劉敬宗

我老家的農房呈高低錯落分佈。房屋外面有一株老桑樹,就長在鄰居房屋後面的石坡上,至今生長蒼勁。

2026年,我特意回去量過,它的基部胸圍已逾一米,可株高卻只有三米多,不是它長不高,而是人為的“壓制”。

聽父輩講,每年抽出的新梢長得枝繁葉茂,若不控制株高,則有可能對鄰居的房屋構成威脅,葉片掉落覆蓋在瓦上,腐爛後讓泥瓦也跟著受損,則屋內就要漏雨。所以這株桑樹剛長到一丈多高的時候,就把樹梢上部鋸掉,只留下三米多長的主幹,以後每年從樹幹上長出的新梢,經過春夏秋的生長,除了喂蠶需要而外,都會在秋天及時將新梢剪掉。隨著樹齡的增長,桑樹開始開花結果。我才幾歲的時候,有一次看見父親從樹上摘下果實,就往嘴裏送,我感到很好奇:“可以吃嗎?”我問。“可以呀!”父親答,並隨手給我一個,我放進嘴裏。“甜的。”我盯著父親,面帶微笑,兩眼放光。

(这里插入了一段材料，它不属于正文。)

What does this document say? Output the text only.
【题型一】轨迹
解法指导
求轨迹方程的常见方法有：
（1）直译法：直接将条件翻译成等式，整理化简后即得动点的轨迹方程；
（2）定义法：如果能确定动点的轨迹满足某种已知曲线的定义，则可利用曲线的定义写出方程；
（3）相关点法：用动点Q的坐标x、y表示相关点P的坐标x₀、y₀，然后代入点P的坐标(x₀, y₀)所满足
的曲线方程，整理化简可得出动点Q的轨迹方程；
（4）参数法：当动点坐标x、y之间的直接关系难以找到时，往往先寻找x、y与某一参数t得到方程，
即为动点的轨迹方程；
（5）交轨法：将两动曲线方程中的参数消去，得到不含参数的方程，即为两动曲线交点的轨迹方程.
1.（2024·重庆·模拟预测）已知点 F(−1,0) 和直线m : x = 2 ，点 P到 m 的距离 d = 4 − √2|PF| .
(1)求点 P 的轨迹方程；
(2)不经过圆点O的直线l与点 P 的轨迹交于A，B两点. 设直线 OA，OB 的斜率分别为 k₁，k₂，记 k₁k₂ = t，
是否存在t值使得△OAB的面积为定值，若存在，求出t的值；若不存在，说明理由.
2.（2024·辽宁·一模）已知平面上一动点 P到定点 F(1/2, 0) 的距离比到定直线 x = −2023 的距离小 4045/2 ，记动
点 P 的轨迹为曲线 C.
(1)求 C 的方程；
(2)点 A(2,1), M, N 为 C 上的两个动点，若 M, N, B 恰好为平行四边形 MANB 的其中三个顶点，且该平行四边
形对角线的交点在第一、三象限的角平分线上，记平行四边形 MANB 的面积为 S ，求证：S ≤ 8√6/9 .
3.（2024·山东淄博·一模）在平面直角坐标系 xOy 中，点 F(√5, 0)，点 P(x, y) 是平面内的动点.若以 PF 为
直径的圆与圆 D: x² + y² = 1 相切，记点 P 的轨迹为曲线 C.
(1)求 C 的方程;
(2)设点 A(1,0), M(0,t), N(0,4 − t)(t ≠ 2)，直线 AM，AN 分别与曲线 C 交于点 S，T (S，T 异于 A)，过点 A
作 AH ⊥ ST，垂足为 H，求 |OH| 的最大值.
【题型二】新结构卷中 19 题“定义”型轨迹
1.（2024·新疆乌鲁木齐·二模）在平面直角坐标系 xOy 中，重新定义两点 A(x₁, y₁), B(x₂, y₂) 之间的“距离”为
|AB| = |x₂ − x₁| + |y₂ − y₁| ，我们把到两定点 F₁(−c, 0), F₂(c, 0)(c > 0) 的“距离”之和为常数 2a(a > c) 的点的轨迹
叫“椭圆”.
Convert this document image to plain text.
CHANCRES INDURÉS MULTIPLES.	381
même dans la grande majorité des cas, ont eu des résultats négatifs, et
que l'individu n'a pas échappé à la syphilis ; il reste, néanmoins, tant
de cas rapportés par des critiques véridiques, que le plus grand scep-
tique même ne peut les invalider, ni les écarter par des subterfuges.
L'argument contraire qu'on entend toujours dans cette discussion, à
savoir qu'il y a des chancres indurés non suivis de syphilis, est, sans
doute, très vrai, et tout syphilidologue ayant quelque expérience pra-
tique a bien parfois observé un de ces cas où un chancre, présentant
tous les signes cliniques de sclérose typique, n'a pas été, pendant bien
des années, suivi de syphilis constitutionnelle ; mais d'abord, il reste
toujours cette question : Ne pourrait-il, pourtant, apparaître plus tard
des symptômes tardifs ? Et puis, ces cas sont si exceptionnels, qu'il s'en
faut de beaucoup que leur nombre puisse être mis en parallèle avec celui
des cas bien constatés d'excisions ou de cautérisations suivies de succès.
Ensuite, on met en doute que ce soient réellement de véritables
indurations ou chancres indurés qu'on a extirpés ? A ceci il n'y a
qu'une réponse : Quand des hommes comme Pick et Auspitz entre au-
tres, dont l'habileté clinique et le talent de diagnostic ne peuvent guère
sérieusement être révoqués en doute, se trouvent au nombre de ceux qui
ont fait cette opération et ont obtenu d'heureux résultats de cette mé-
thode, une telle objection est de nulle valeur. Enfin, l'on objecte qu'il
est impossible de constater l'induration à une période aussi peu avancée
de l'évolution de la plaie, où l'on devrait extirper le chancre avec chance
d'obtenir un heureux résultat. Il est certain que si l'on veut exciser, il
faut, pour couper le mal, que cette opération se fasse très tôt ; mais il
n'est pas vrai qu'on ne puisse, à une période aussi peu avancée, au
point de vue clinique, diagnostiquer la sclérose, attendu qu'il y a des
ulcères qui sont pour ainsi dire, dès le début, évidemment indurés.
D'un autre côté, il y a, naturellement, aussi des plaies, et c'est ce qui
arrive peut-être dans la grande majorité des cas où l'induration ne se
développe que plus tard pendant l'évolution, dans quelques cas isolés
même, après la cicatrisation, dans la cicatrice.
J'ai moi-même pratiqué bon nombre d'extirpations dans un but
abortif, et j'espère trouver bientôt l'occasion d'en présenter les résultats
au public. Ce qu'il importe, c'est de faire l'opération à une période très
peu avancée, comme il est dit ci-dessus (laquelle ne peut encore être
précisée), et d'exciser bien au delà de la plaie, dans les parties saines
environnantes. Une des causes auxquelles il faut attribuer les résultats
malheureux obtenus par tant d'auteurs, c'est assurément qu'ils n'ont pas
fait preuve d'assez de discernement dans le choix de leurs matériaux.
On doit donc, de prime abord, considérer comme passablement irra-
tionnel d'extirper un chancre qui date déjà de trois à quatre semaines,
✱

上世紀七十年代,買白糖都要憑票供應,能夠吃到天然的甜食,那是何等幸事!事隔幾日,我約上小夥伴,來到桑樹前,一起爬到樹上摘下果實,就吃了個飽。等父母發現我的嘴巴上有紫黑色的一圈時,才問我染色的緣由。我如實坦白。結果遭了一頓訓斥,父親正要準備伸手打我之時,被母親阻止了。究其原因不是說摘了樹上的果實,而是怕我們從樹上掉下去,畢竟一旦掉下去就是鄰居家好幾米高的陽溝,而且下麵全是石頭。

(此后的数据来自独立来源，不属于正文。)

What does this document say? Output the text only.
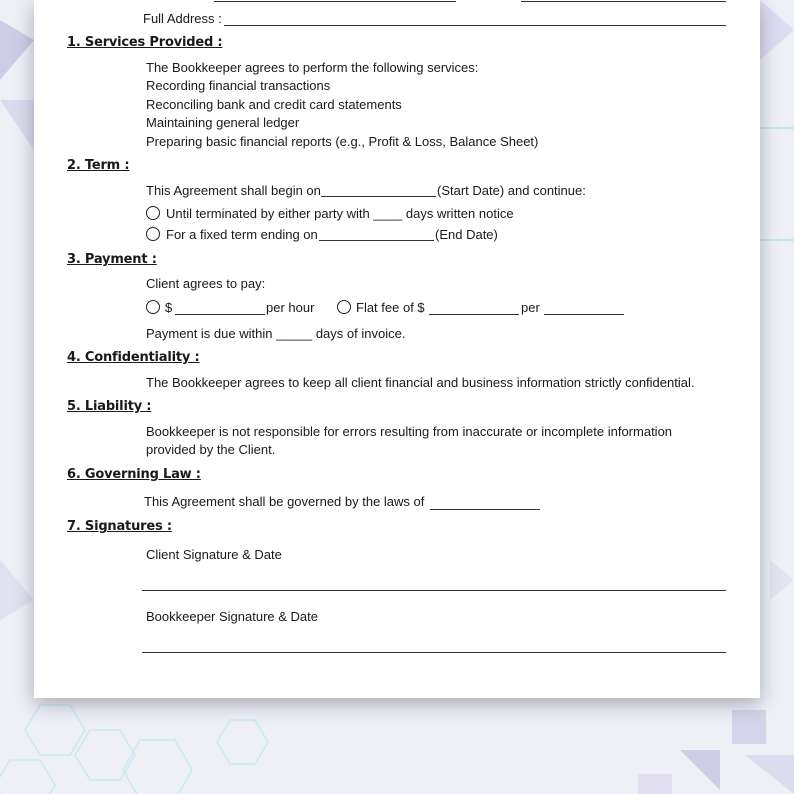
Full Address :
1. Services Provided :
The Bookkeeper agrees to perform the following services:
Recording financial transactions
Reconciling bank and credit card statements
Maintaining general ledger
Preparing basic financial reports (e.g., Profit & Loss, Balance Sheet)
2. Term :
This Agreement shall begin on	(Start Date) and continue:
Until terminated by either party with ____ days written notice
For a fixed term ending on	(End Date)
3. Payment :
Client agrees to pay:
$	per hour	Flat fee of $	per
Payment is due within _____ days of invoice.
4. Confidentiality :
The Bookkeeper agrees to keep all client financial and business information strictly confidential.
5. Liability :
Bookkeeper is not responsible for errors resulting from inaccurate or incomplete information
provided by the Client.
6. Governing Law :
This Agreement shall be governed by the laws of
7. Signatures :
Client Signature & Date
Bookkeeper Signature & Date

到了九十年代,四川省眉山市丹棱縣栽桑養蠶達高峰的時候,這株老桑樹也立下汗馬功勞,也為家處農村的兄弟帶來過可觀的經濟收入。我從有記憶起,這株桑樹就已有碗口粗細。如今我已快進入古稀之年,撫摸著它粗糙的樹幹,依然不敢斷定它的樹齡是否已過百年。但這並不妨礙它在十裏八鄉的名氣。方圓十來裏,只有我家這株老桑樹樹齡最長,名氣最大,用它經霜打後老桑葉作藥引子,放在藥罐裏與其它中藥一起熬來服用,藥效才好。每年“霜降”之後,總有那麼幾撥陌生人尋來,小心翼翼地摘下部分老葉,說是要拿回去當中藥治療各種頑疾,仿佛只有這株年老的滄桑才能治癒他們的身體。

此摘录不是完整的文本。